13. As earlier mentioned, the statement of Shri Dina Nath is also to be taken into consideration in assessing the acceptability of the statements of Smt. Sumbaly and Smt. Raina. Shri Aggarwal contends that the maker of the statement (Shri Dina Nath) having died before the actual adjudication proceedings the statement cannot be looked into or acted upon. In this connection, he relies upon the decision of the Supreme Court in Jeth Mai v. Union of India (AIR 1970 S.C. 1310). We do not find anything in that judgment to support the above contention. The statement of Shri Dina Nath also having been recorded during the course of the enquiry after the seizure of the gold in question, the statement could be relied upon by the departmental officials though,Shri Dina Nath had subsequently died and was, therefore, not available for examination during the actual adjudication proceedings.
14. Another judgment to which reference was made by Shri Aggarwal during his arguments was Ambalal v.

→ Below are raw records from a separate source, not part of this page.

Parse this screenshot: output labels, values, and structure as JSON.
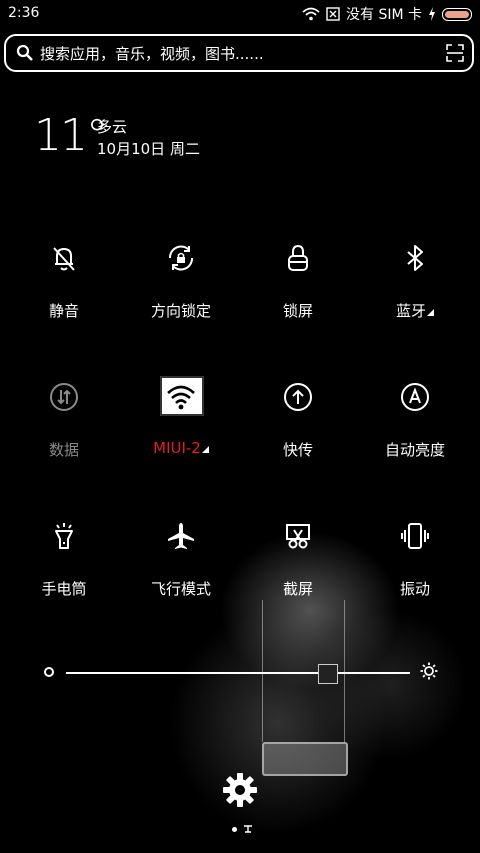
{
  "status": {
    "time": "2:36",
    "sim_text": "没有 SIM 卡"
  },
  "search": {
    "placeholder": "搜索应用，音乐，视频，图书......"
  },
  "weather": {
    "temperature": "11°",
    "condition": "多云",
    "date": "10月10日 周二"
  },
  "toggles": [
    {
      "label": "静音",
      "icon": "bell-off-icon",
      "active": false
    },
    {
      "label": "方向锁定",
      "icon": "rotation-lock-icon",
      "active": false
    },
    {
      "label": "锁屏",
      "icon": "lock-icon",
      "active": false
    },
    {
      "label": "蓝牙",
      "icon": "bluetooth-icon",
      "active": false
    },
    {
      "label": "数据",
      "icon": "mobile-data-icon",
      "active": false,
      "disabled": true
    },
    {
      "label": "MIUI-2",
      "icon": "wifi-icon",
      "active": true
    },
    {
      "label": "快传",
      "icon": "quick-transfer-icon",
      "active": false
    },
    {
      "label": "自动亮度",
      "icon": "auto-brightness-icon",
      "active": false
    },
    {
      "label": "手电筒",
      "icon": "flashlight-icon",
      "active": false
    },
    {
      "label": "飞行模式",
      "icon": "airplane-icon",
      "active": false
    },
    {
      "label": "截屏",
      "icon": "screenshot-icon",
      "active": false
    },
    {
      "label": "振动",
      "icon": "vibrate-icon",
      "active": false
    }
  ],
  "brightness": {
    "level": 0.76
  },
  "colors": {
    "active_label": "#e02020",
    "disabled": "#8a8a8a",
    "foreground": "#ffffff",
    "background": "#000000"
  }
}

Union of India-AIR 1961 S.C. 264 : 1983 E.L.T. 1321 (S.C)]. He relied upon this on the question of burden of proof. No doubt, in the said case the burden of proof was said to lie on the department to prove that the goods in question had been smuggled into India. But that was on the basis that Section 178A of the Sea Customs Act did not cover the said case as the said Section was inserted subsequent to the order of confiscation of the goods. But in the present case it has been seen that the gold bars in question are admittedly foreign marked and under Section 123 of the Customs Act, the burden rests on the appellants to prove that they were not smuggled into India, in view of the fact that the goods had been seized on 4-11-81 by the Customs Officers under the reasonable belief that they are smuggled goods. Therefore, the observations in AIR 1961 SC 264 do not help the appellants in these appeals.
15. In the light of the above discussion, we hold that so far as Mrs.
Neena Raina is concerned, the findings against her under Section 112 of the Customs Act as well as under Section 74 of the Gold (Control) Act are concerned, they ought to be set aside. So far as Smt. Sheela Sumbaly is concerned, we hold that the findings against her Under Section 112 of the Customs Act as well as Section 74 of the Gold (Control) Act are concerned, they should be confirmed. The order of confiscation of the gold under Section 11 l(d) of the Customs Act and Section 71 of the Gold (Control) Act is also to be confirmed. But so far as the penalties imposed on Smt. Sheela Sumbaly are concerned, we observe that she is not a person alleged, or even suspected, to be regularly dealing in smuggled gold and indulging in similar activities.
She is an old lady, obviously belonging to a respectable family. While the offence itself has been established, we are of the opinion that the circumstances mentioned above warrant a lenient view in respect of penalties. We are satisfied that the penalty under Section 112 of the Customs Act imposed on her may be reduced to Rs. 10,000/- and the penalty under the Gold (Control) Act be reduced to Rs. 2.500/-.
16. Accordingly, Appeal Nos. C-8/82-NRB and GC-158/83-NRB preferred by Smt. Neena Raina are allowed and the penalty imposed on her is set aside. Appeal Nos. C-6/82-NRB and GC-159/83-NRB are dismissed except to the limited extent of reducing the penalties on Smt. Sheela Sumbaly to the extent indicated above.